Sementara menurut Lucy Dian Rosalin, orang tua murid mengungkapkan ditiadakannya mata pelajaran TIK adalah sebuah kemunduran bagi pendidikan Indonesia. Alasannya, dinamika perkembangan zaman membutuhkan TIK sebagai alat untuk merespon perkembangan tersebut. “Jika TIK tidak didalami di sekolah formal, generasi-generasi muda akan tertinggal karena bagaimanapun globalisasi tidak bisa dihindarkan,” kata trainer komunikasi di Sekolah Komunikasi Miracle ini.
Di beberapa sekolah, selain dijadikan media pembelajaran dengan maksud pengintegrasian mata pelajaran, TIK juga dijadikan sebagai ekstrakulikuler. Menurut Lucy, ketika TIK hanya dijadikan ekstrakulikuler maka pembelajarannya pun tampak akan kurang efektif. “Ekskul kan pilihan, tidak wajib. Tentu saja tidak semua anak mau ikut ekskul tersebut padahal kemampuan TIK itu wajib dimiliki karena sudah menjadi tuntutan zaman,” katanya.

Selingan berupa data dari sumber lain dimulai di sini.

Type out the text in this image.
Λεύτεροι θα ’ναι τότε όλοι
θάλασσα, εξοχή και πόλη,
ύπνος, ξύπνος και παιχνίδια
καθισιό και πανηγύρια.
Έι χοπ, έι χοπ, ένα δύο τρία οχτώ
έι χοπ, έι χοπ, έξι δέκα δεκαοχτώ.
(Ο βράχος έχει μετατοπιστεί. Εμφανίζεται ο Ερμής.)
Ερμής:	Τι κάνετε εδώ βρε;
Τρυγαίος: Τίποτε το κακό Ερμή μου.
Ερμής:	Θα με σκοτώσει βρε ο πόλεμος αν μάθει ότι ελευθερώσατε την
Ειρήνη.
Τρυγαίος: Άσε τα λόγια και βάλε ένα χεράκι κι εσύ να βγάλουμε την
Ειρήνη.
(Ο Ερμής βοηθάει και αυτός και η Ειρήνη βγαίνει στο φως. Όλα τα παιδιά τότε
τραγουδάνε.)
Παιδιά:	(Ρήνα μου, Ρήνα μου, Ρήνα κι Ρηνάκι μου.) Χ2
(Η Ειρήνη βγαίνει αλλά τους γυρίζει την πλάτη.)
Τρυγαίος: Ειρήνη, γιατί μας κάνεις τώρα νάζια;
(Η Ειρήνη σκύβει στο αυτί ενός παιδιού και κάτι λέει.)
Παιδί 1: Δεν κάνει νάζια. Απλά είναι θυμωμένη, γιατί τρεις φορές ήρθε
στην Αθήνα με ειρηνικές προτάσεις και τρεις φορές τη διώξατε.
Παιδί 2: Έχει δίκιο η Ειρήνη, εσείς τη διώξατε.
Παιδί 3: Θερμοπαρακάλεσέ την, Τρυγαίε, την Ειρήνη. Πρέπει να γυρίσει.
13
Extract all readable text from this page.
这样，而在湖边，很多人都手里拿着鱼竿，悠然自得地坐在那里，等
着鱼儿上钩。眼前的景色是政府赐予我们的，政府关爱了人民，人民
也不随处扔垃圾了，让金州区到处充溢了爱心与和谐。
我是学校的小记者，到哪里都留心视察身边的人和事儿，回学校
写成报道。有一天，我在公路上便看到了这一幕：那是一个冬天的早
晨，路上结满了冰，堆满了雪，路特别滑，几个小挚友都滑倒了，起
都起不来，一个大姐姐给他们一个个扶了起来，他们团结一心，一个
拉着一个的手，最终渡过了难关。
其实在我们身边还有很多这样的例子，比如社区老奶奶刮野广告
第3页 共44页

Namun Lucy menyadari kebijakan tersebut pasti dikeluarkan setelah melalui proses pertimbangan dan pengkajian yang panjang dan bijaksana. “Bisa jadi kebijakan itu dibuat sebagai langkah agar pemerintah tidak perlu menyiapkan infrastuktur komputer. Karena adanya materi TIK menuntut paksa pemerintah menyediakan fasilitas komputer,” kata Lucy. “Mungkin anggaran pendanaan pemerintah belum cukup untuk membangun lab komputer di seluruh sekolah di Indonesia,” pungkasnya.